What the system actually is
What followed was more than a decade of family court proceedings across two states. Custody battles. DCF investigations. Guardian ad Litem control. Court-appointed therapists. Temporary orders that stretched into years. And a financial system that conditions access to your children on your ability to pay.
The proceedings looked like due process from the outside. Inside, they often weren't. Decisions were made in hearings without sworn testimony. Reports were relied on without being tested. I was excluded from processes that directly determined my relationship with my children.
On January 29, 2024, all five of my children were removed from my custody. I would go 290 days without seeing any of them.
Later, the state agency investigating the allegations found them unsubstantiated and documented concerns about what had happened. That information did not restore my rights. The separation continued anyway.
“My four-day custody trial was canceled because I could not prepay over $13,000 in fees. My right to a trial became pay-to-play.”
— Testimony before Kansas legislators, 2025
What I discovered
Fighting for your own family teaches you things no one tells you in advance. I learned to read statutes. I learned to write motions. I learned the difference between what the law says and how it gets applied in practice. I learned what arguments hold up, what evidence matters, and what procedural moves change outcomes.
None of that knowledge was handed to me. I found it buried in legal databases, scattered across court websites that weren't designed for regular people to navigate, and written in language that assumed I already had a law degree.
The information existed. It was just locked behind access that most people don't have — time, money, connections, or the right vocabulary to even know what to search for.
The gap isn't in the law. The law is public. The gap is in who gets it explained to them clearly, who gets practical strategy, and who walks into a courtroom understanding what they're walking into.
Going public
In April 2024, I stopped waiting for the system to correct itself. I started speaking.
On November 14, 2024 — after 290 days without seeing my children — I testified before a Kansas state legislative committee. I have since appeared four times at the Kansas Capitol, each time with more data, more families' stories, and more specific demands: end the pay-to-parent system, bring accountability to court-appointed professionals, and restore due process for families who currently have none.
The numbers are real.
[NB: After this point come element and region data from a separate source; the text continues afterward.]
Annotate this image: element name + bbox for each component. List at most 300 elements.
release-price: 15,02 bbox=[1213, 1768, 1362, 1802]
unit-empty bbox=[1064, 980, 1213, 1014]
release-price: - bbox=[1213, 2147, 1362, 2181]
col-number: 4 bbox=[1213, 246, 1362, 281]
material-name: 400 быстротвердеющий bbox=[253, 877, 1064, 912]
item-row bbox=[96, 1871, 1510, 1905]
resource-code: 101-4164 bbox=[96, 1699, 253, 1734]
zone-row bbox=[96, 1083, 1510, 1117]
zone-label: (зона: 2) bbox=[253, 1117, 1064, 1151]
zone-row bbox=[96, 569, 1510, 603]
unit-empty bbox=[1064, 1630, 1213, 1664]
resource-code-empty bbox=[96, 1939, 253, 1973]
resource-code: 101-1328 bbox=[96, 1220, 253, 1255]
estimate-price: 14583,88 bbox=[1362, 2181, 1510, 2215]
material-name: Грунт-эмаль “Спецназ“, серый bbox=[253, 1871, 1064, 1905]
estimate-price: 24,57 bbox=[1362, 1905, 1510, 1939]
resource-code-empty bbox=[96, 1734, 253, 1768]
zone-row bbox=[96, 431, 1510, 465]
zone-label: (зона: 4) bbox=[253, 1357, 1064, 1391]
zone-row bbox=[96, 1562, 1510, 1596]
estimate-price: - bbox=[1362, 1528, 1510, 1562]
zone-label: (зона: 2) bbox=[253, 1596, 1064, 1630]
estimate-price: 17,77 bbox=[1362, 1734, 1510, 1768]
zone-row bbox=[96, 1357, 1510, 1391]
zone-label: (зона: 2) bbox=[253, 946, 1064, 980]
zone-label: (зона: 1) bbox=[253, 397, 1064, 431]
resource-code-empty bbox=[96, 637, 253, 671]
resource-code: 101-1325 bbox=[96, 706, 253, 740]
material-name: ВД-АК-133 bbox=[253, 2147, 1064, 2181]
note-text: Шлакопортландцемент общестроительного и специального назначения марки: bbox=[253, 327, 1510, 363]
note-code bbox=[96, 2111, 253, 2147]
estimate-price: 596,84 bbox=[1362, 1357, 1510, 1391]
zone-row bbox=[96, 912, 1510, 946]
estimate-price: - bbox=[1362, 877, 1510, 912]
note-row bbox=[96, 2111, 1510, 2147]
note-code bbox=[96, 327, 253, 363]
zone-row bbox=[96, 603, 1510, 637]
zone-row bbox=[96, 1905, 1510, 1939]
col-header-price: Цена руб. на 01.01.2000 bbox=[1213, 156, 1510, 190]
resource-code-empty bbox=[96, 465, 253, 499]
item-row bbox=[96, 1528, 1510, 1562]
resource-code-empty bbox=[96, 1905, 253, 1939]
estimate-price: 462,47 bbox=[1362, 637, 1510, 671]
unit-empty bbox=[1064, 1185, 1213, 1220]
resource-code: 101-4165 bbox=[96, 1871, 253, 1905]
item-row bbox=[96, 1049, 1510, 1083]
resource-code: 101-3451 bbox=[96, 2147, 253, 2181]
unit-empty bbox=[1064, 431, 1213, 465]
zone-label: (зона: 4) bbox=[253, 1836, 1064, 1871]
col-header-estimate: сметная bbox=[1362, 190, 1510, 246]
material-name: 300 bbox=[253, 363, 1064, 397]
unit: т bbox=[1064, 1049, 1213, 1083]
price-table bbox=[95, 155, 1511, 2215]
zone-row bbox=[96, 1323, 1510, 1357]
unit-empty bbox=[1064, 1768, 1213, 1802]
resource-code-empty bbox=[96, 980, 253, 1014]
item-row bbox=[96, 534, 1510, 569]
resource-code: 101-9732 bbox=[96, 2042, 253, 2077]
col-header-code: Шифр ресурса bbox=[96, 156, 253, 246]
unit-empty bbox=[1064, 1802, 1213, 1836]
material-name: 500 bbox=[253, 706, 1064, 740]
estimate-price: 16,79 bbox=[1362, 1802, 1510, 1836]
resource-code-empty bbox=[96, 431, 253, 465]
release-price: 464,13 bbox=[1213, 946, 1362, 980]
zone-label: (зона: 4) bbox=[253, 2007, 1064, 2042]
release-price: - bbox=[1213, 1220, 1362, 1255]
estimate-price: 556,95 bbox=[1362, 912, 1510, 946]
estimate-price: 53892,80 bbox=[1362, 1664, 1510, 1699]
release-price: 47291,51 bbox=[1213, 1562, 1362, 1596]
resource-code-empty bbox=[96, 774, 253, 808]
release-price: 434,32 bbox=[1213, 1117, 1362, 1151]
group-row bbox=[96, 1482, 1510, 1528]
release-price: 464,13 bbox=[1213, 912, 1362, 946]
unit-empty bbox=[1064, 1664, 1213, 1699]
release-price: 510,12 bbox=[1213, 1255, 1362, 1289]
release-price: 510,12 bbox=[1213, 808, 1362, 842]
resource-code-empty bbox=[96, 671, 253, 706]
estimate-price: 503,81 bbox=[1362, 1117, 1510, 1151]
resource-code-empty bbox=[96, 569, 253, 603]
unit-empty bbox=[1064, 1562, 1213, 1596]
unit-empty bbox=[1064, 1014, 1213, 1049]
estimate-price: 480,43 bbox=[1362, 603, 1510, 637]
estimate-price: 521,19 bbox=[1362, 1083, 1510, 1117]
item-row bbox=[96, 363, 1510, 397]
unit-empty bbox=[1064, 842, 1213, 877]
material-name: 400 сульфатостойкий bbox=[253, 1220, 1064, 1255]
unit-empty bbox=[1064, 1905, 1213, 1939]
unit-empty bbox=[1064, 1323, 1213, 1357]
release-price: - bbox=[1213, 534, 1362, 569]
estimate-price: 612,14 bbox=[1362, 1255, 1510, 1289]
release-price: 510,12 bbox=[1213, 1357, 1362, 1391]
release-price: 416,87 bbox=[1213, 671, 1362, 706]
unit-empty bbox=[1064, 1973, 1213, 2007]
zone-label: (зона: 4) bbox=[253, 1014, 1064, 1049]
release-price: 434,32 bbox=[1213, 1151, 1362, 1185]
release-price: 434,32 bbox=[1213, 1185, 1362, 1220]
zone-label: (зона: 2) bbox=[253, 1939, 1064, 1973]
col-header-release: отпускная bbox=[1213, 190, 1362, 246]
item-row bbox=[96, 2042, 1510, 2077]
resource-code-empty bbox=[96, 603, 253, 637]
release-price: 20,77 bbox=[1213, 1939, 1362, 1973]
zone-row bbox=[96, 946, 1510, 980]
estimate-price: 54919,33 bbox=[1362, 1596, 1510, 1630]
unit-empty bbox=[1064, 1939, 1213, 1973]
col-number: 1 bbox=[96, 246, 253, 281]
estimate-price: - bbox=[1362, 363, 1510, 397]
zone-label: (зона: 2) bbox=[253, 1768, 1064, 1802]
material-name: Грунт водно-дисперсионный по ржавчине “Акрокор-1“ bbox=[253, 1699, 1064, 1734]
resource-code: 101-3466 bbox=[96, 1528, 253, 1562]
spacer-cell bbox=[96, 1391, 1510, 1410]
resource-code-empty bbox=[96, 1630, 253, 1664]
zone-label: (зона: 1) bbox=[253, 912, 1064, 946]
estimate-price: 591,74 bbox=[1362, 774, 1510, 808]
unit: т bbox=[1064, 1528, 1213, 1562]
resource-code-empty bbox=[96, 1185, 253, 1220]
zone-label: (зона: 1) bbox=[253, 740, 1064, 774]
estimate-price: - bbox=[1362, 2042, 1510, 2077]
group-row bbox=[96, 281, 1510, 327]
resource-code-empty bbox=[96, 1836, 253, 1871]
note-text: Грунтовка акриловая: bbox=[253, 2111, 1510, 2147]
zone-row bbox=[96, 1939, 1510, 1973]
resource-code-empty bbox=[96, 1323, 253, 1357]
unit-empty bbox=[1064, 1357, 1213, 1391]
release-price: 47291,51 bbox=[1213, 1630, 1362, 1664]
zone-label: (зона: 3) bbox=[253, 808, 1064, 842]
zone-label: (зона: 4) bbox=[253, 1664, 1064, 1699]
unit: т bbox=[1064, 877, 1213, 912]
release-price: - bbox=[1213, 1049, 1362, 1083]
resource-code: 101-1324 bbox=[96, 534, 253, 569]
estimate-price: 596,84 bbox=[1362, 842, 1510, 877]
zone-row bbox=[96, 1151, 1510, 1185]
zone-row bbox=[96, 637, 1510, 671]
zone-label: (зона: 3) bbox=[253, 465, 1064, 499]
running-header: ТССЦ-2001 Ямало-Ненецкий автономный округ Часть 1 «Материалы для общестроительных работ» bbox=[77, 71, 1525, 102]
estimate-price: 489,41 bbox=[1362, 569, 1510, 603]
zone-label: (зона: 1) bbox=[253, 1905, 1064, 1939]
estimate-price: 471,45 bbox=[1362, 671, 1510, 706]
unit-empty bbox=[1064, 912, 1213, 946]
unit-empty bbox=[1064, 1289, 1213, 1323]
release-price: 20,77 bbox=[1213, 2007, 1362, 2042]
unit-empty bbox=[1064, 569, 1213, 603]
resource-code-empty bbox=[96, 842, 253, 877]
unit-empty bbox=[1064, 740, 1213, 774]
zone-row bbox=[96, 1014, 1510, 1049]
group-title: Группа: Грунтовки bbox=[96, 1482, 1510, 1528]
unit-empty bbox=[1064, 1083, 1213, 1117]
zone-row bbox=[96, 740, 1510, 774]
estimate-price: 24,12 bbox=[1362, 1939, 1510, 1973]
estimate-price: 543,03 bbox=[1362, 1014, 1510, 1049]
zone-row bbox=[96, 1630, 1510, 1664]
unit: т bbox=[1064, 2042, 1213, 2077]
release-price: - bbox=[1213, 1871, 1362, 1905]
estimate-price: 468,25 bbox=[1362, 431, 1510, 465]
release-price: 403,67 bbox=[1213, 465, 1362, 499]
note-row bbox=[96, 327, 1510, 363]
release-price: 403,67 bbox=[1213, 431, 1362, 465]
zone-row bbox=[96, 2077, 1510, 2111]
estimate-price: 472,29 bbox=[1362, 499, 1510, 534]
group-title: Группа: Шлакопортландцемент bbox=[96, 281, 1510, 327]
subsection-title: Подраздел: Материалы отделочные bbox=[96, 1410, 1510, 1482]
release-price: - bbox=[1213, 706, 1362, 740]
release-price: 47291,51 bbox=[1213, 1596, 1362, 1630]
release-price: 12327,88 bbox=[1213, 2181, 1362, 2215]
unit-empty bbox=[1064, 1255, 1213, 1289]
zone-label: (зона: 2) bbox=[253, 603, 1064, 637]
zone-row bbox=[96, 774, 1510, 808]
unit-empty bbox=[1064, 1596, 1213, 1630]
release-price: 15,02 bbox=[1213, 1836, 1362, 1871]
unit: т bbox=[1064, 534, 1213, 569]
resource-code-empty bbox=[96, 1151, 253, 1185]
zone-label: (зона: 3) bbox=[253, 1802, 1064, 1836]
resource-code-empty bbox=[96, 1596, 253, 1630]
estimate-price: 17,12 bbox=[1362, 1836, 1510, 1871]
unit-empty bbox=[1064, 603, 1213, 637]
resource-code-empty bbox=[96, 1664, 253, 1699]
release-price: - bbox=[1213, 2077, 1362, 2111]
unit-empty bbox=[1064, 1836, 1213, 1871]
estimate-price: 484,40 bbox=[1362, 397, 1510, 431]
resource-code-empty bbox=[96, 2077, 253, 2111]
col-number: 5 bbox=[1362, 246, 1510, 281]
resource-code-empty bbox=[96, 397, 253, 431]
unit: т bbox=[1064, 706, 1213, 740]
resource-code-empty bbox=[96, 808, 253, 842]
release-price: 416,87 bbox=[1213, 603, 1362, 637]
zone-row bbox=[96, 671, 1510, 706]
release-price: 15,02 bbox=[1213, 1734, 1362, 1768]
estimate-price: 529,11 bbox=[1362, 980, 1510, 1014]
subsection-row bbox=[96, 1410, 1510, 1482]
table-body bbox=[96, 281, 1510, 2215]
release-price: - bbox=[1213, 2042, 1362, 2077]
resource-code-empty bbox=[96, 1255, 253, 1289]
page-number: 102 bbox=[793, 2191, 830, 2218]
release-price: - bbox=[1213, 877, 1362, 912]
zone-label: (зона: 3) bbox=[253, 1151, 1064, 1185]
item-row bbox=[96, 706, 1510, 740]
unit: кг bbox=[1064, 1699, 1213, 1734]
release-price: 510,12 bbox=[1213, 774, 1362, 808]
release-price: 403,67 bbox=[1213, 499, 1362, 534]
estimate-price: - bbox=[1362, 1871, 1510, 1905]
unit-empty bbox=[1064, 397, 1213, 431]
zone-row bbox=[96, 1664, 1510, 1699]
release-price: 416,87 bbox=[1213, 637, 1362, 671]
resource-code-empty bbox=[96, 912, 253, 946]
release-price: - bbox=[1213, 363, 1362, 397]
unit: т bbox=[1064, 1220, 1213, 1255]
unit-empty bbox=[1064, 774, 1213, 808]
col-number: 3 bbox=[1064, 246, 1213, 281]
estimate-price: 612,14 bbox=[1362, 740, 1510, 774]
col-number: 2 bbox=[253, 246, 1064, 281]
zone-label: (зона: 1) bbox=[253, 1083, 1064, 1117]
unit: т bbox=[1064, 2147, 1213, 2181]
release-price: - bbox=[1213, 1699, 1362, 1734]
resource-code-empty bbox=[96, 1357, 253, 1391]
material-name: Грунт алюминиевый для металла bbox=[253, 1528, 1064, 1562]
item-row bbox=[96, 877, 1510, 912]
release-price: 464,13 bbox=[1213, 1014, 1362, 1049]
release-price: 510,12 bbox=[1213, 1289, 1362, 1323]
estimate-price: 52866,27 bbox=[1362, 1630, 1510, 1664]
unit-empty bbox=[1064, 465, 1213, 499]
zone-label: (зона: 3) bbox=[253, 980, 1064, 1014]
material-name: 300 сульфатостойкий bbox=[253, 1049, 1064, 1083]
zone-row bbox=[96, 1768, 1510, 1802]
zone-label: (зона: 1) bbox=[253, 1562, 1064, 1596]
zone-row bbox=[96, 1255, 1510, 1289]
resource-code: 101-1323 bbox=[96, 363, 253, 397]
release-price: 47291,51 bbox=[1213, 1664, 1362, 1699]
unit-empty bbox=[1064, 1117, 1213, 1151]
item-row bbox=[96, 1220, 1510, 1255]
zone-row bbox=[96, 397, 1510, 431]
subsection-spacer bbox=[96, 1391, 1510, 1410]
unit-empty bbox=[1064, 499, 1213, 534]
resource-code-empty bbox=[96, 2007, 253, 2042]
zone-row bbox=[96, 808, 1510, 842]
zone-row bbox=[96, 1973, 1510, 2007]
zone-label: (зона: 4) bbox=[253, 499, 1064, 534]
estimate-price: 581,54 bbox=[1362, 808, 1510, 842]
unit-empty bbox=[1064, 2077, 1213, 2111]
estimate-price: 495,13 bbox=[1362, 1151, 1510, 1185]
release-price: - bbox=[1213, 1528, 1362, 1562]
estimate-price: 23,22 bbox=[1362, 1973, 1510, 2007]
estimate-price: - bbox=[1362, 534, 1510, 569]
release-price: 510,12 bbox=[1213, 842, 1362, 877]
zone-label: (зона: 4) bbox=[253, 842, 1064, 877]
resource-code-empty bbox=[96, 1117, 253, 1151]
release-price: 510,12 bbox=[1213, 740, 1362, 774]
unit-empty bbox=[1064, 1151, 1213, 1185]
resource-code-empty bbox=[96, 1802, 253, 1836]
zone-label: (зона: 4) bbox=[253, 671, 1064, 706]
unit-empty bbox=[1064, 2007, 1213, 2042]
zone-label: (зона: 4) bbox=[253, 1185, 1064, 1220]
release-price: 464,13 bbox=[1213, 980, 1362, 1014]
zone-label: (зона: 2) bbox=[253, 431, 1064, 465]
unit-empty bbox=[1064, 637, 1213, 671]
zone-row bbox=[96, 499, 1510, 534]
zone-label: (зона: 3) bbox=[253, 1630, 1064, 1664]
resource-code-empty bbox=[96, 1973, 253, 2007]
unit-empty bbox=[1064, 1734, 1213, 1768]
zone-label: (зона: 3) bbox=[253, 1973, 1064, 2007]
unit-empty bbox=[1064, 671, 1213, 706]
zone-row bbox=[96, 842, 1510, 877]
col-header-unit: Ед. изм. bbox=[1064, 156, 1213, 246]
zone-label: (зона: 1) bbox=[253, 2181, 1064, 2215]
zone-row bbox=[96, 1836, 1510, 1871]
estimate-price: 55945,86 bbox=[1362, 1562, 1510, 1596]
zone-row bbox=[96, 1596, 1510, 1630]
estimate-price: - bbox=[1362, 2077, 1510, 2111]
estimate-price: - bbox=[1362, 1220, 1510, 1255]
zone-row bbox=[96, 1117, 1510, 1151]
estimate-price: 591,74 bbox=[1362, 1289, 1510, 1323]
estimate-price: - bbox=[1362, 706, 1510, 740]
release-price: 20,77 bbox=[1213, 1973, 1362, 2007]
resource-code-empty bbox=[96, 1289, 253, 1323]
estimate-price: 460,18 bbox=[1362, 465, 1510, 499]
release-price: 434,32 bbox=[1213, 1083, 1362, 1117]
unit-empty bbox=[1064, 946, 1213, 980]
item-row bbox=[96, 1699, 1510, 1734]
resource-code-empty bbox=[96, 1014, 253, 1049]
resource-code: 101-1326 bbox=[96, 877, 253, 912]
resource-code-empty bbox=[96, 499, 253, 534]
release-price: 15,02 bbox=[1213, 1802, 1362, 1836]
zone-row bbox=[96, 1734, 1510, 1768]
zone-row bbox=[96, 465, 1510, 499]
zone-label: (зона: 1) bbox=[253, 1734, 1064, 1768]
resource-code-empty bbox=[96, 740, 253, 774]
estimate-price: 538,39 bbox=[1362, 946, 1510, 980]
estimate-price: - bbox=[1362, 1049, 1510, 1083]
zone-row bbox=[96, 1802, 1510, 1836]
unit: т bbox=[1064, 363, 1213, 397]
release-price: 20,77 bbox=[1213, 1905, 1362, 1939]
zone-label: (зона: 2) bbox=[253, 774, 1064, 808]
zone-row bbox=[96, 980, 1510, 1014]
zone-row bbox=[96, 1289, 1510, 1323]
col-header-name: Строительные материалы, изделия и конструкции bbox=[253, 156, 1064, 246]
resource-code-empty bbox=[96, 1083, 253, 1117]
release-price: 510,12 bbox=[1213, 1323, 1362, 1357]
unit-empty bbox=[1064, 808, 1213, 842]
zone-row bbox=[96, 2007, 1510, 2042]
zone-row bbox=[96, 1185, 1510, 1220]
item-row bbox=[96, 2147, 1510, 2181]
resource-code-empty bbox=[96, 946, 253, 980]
Nearly 1 in 3 Kansas parents in custody cases reported having no contact with their children. I filed pro se civil rights actions in state and federal court. I built a national platform — Stand With Meg — that has reached more than 200,000 people. I am still fighting. Not because I wanted this role, but because too many parents are trapped in systems that reward silence over truth.
Why I built this
I built My Court Guide because I spent 12 years learning things that should have been available to me from the beginning.
Not legal advice. Not a replacement for an attorney. The real law, explained in plain English — with the practical strategy that helps you understand what's happening in your case and what you can actually do about it.
Every parent who walks into a courtroom without understanding their rights is starting at a disadvantage that doesn't have to exist. The system is hard enough. It should not also be a mystery.